A decision is made: Sedate Paul and take him to Boo’ya Moon. It doesn’t go well. Paul is demonic at this point, attacking a screaming Scott until Dad shoots his oldest son. The rain stops and Paul is dead. Interestingly, this seems to make Scott’s powers more pronounced — read what you will into the idea that tragedy makes better writers — and he can pretty easily take Paul Landon to Sweetheart Hill to bury him.
In another layer of flashback, Lisey finds the syringe that was used to sedate Paul by the cross where Scott buried him. And she makes it to the shore on which her sister now sits in the present day. She sees Scott there, and they watch a vision of their happier selves dancing on their wedding day. Someone sees Lisey and tells her that she doesn’t belong, leading to more people shushing her, which happened to Amanda a couple weeks ago. Of course, the Long Boy hears the ruckus and goes after Lisey and Scott. They escape just in time.
A montage of images from the first four episodes ends with a line heard twice in the last quarter of the episode: “If you ever need to go, remember, water is best.” Lisey trudges inside, gets supplies out of a drawer, and even grabs her trusty shovel. She texts Darla to say that she can help Amanda. And she walks into her pool. “Lisey, be careful,” Amanda whispers, as her sister dives under the surface.
• Who does “the Good Brother” refer to? Probably Scott Landon, given the animalistic portrayal of Paul Landon, but Scott himself may say that it’s about his brother before he was turned “bad.”
• I love Clive Owen — he’s been underrated most of his career — but he’s just not working here. I think it’s more King/Larraín’s fault, but Scott Landon feels like a non-character, even as he steals focus from the title one. He’s stuck in flashbacks, telling stories from his childhood with unearned emotion that we then see play out. It feels like he’s struggling, a real shame given his talent.
• On that note, a wild restructuring might have been more effective for everyone involved. Imagine a premiere episode that is just young Scott and his crazy dad. We could get to know the characters better instead of jumping around in time and having so many instances wherein one character explains something that we then see in flashback. And then a second episode that fills in Scott and Lisey’s life that leads up to their memorable honeymoon. The cross-cutting isn’t helping Lisey’s Story, draining each thread instead of tying them together.
• ICYMI: Jim Dooley is so intense that he doesn’t take his shoes off on his bed.

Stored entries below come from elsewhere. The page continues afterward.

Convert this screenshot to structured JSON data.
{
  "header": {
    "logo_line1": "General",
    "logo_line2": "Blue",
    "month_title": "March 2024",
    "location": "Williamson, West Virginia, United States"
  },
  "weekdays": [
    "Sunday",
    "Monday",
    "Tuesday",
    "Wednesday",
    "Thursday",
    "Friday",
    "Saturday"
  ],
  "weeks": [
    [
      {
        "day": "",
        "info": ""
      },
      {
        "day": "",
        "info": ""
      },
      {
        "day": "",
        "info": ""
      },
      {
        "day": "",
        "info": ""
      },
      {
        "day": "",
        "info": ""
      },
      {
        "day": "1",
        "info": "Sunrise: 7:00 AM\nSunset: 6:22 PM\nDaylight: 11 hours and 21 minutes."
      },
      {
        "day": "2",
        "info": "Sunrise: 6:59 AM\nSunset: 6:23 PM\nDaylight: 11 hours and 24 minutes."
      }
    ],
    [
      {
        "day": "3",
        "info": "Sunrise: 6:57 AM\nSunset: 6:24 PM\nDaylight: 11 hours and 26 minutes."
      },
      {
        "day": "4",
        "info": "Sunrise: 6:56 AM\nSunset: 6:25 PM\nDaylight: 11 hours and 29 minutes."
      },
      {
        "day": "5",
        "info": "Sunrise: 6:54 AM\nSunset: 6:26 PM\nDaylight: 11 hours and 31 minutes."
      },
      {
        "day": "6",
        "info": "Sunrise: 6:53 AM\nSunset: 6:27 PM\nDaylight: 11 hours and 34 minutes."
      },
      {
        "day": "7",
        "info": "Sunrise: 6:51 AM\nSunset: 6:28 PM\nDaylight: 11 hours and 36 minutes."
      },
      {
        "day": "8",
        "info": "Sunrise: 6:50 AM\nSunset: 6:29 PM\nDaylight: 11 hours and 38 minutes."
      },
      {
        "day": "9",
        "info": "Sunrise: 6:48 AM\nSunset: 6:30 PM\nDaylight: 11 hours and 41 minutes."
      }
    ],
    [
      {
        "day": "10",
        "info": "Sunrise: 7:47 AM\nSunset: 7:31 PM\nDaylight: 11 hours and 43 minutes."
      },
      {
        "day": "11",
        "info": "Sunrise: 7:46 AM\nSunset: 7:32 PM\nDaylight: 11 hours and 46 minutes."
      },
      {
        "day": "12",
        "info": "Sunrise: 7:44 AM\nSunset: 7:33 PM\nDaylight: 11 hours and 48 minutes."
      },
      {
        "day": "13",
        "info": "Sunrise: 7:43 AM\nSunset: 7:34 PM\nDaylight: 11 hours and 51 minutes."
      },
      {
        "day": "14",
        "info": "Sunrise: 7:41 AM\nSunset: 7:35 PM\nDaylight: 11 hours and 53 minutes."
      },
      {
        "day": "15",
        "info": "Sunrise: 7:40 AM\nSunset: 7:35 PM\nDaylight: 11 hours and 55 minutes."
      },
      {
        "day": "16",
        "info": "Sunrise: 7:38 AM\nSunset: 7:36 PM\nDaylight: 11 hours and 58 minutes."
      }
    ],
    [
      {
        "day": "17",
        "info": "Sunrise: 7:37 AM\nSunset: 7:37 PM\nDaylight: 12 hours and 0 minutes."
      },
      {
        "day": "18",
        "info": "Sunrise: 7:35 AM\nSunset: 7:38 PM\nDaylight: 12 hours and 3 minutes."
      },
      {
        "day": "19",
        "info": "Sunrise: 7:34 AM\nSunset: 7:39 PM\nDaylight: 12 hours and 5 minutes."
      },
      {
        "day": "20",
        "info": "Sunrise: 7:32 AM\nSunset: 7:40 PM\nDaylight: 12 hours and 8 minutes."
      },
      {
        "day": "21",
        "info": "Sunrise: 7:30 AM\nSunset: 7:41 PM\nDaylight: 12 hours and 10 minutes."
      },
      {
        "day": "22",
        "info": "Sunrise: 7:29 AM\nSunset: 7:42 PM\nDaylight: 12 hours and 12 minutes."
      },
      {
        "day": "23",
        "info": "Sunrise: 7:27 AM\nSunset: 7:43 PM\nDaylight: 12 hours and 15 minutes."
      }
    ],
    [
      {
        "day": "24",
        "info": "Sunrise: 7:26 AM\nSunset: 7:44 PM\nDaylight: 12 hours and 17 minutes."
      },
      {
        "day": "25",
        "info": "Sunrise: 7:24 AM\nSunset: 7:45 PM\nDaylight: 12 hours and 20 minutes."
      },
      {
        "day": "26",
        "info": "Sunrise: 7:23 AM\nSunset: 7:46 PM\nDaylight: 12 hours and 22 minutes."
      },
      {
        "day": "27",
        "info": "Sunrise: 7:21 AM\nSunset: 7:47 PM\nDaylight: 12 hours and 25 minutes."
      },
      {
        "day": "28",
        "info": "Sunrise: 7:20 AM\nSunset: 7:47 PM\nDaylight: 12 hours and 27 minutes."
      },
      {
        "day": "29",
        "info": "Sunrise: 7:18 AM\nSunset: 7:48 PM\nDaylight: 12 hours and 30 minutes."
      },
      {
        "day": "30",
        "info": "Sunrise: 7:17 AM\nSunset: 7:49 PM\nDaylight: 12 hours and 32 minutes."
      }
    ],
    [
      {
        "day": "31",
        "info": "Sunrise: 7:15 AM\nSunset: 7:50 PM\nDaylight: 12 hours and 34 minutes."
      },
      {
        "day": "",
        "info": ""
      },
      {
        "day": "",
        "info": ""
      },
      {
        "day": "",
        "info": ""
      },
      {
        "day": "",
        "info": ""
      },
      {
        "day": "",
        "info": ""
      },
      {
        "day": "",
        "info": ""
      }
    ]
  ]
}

• To be fair, Lisey’s Story looks great. I particularly loved the shot from where the chain meets the trailer, the metal links in focus and Paul writhing out of focus in the background. It’s just too bad that a show with such a great cast and so many great ideas can’t blend them all in a way to match that craft. Let’s hope it comes together in the final three — or else Lisey’s Story may be a footnote in Stephen King’s film and TV career.